I've also tried to slice out the appropriate cell and used the result: unique_names[100]:
main_df$company_name[which(main_df$company_name == "Institut f\xfcr Luft-und Raumfahrttechnik")] <- "Institut fur Luft-und Raumfahrttechnik"
Neither approach worked. When I refresh unique_names <- unique(levels(as.factor(main_df$company_name))) nothing changes. Interestingly, when I search for Institute in the search window of the view window, the one in question does not appear.
Another idea I had was to work with Encoded. I used Encoding(unique_names[100] to find that it is UTF-8. Using Encoding(unique_names[100] <- 'latin1' changed the entry in the view window to Institut für Luft-und Raumfahrttechnik.

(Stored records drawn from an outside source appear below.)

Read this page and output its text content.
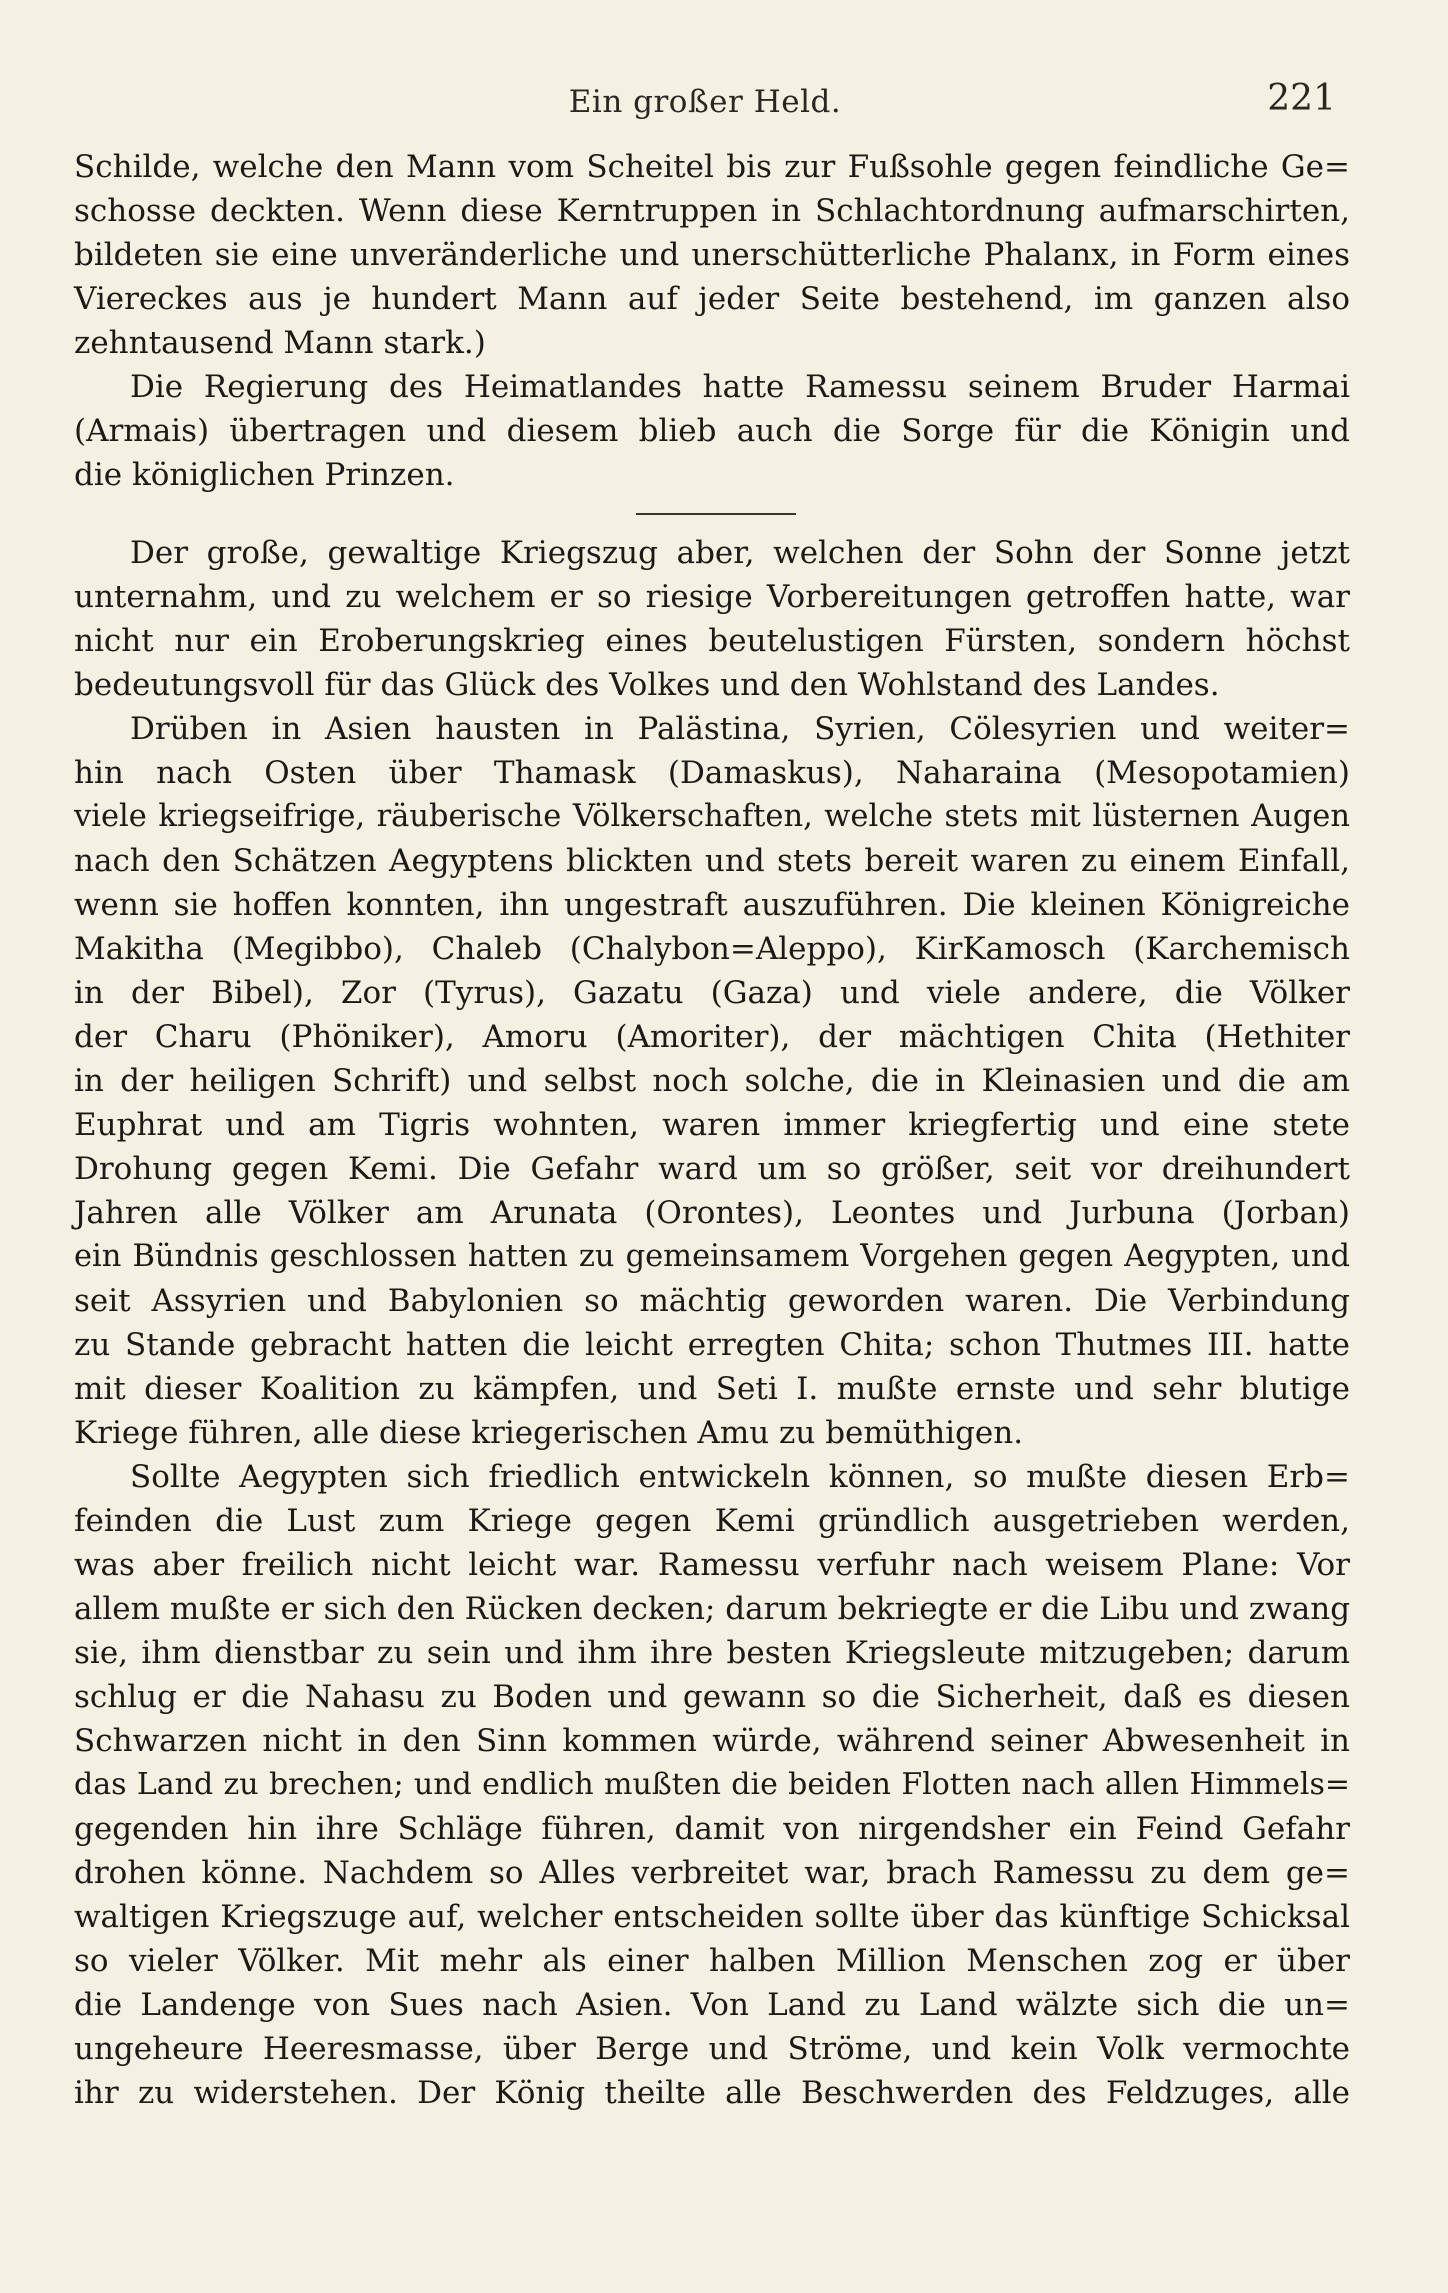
Ein großer Held.	221
Schilde, welche den Mann vom Scheitel bis zur Fußsohle gegen feindliche Ge=
schosse deckten. Wenn diese Kerntruppen in Schlachtordnung aufmarschirten,
bildeten sie eine unveränderliche und unerschütterliche Phalanx, in Form eines
Viereckes aus je hundert Mann auf jeder Seite bestehend, im ganzen also
zehntausend Mann stark.)
Die Regierung des Heimatlandes hatte Ramessu seinem Bruder Harmai
(Armais) übertragen und diesem blieb auch die Sorge für die Königin und
die königlichen Prinzen.
Der große, gewaltige Kriegszug aber, welchen der Sohn der Sonne jetzt
unternahm, und zu welchem er so riesige Vorbereitungen getroffen hatte, war
nicht nur ein Eroberungskrieg eines beutelustigen Fürsten, sondern höchst
bedeutungsvoll für das Glück des Volkes und den Wohlstand des Landes.
Drüben in Asien hausten in Palästina, Syrien, Cölesyrien und weiter=
hin nach Osten über Thamask (Damaskus), Naharaina (Mesopotamien)
viele kriegseifrige, räuberische Völkerschaften, welche stets mit lüsternen Augen
nach den Schätzen Aegyptens blickten und stets bereit waren zu einem Einfall,
wenn sie hoffen konnten, ihn ungestraft auszuführen. Die kleinen Königreiche
Makitha (Megibbo), Chaleb (Chalybon=Aleppo), KirKamosch (Karchemisch
in der Bibel), Zor (Tyrus), Gazatu (Gaza) und viele andere, die Völker
der Charu (Phöniker), Amoru (Amoriter), der mächtigen Chita (Hethiter
in der heiligen Schrift) und selbst noch solche, die in Kleinasien und die am
Euphrat und am Tigris wohnten, waren immer kriegfertig und eine stete
Drohung gegen Kemi. Die Gefahr ward um so größer, seit vor dreihundert
Jahren alle Völker am Arunata (Orontes), Leontes und Jurbuna (Jorban)
ein Bündnis geschlossen hatten zu gemeinsamem Vorgehen gegen Aegypten, und
seit Assyrien und Babylonien so mächtig geworden waren. Die Verbindung
zu Stande gebracht hatten die leicht erregten Chita; schon Thutmes III. hatte
mit dieser Koalition zu kämpfen, und Seti I. mußte ernste und sehr blutige
Kriege führen, alle diese kriegerischen Amu zu bemüthigen.
Sollte Aegypten sich friedlich entwickeln können, so mußte diesen Erb=
feinden die Lust zum Kriege gegen Kemi gründlich ausgetrieben werden,
was aber freilich nicht leicht war. Ramessu verfuhr nach weisem Plane: Vor
allem mußte er sich den Rücken decken; darum bekriegte er die Libu und zwang
sie, ihm dienstbar zu sein und ihm ihre besten Kriegsleute mitzugeben; darum
schlug er die Nahasu zu Boden und gewann so die Sicherheit, daß es diesen
Schwarzen nicht in den Sinn kommen würde, während seiner Abwesenheit in
das Land zu brechen; und endlich mußten die beiden Flotten nach allen Himmels=
gegenden hin ihre Schläge führen, damit von nirgendsher ein Feind Gefahr
drohen könne. Nachdem so Alles verbreitet war, brach Ramessu zu dem ge=
waltigen Kriegszuge auf, welcher entscheiden sollte über das künftige Schicksal
so vieler Völker. Mit mehr als einer halben Million Menschen zog er über
die Landenge von Sues nach Asien. Von Land zu Land wälzte sich die un=
ungeheure Heeresmasse, über Berge und Ströme, und kein Volk vermochte
ihr zu widerstehen. Der König theilte alle Beschwerden des Feldzuges, alle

However, upon refreshing the unique entries using unique_names <- unique(levels(as.factor(main_df$company_name))), the entry is not updated.
Even then,
main_df$company_name[which(main_df$company_name == "Institut für Luft-und Raumfahrttechnik")] <- "Institut fur Luft-und Raumfahrttechnik"
doesn't lead to a change either (removing the umlaut here).
Am I looking at this the wrong way? I know there is a lot of hard coding and I've changed all entries besides the ones with the replacement character. Therefore, I don't want to change the Encoded properties for the entire vector but rather change these few dozen entries manually.
Thanks a lot in advance. I don't have a package preference and would appreciate any help.
Edit: Upon request, here is the part of the output for dput(unique_names):
c("Aalborg University", "Aalto University", "Aarhus University", "ACDVE", "Aero LLC", "AgilitySpaceCorp", "Air Force Research Laboratory (AFRL), "Airbus")
Here is dput(head(main_df$company_name)):
c("Aalborg University", "Aalborg University", "Aalborg University", "Aalborg University", "Aalborg University", "Aalborg University")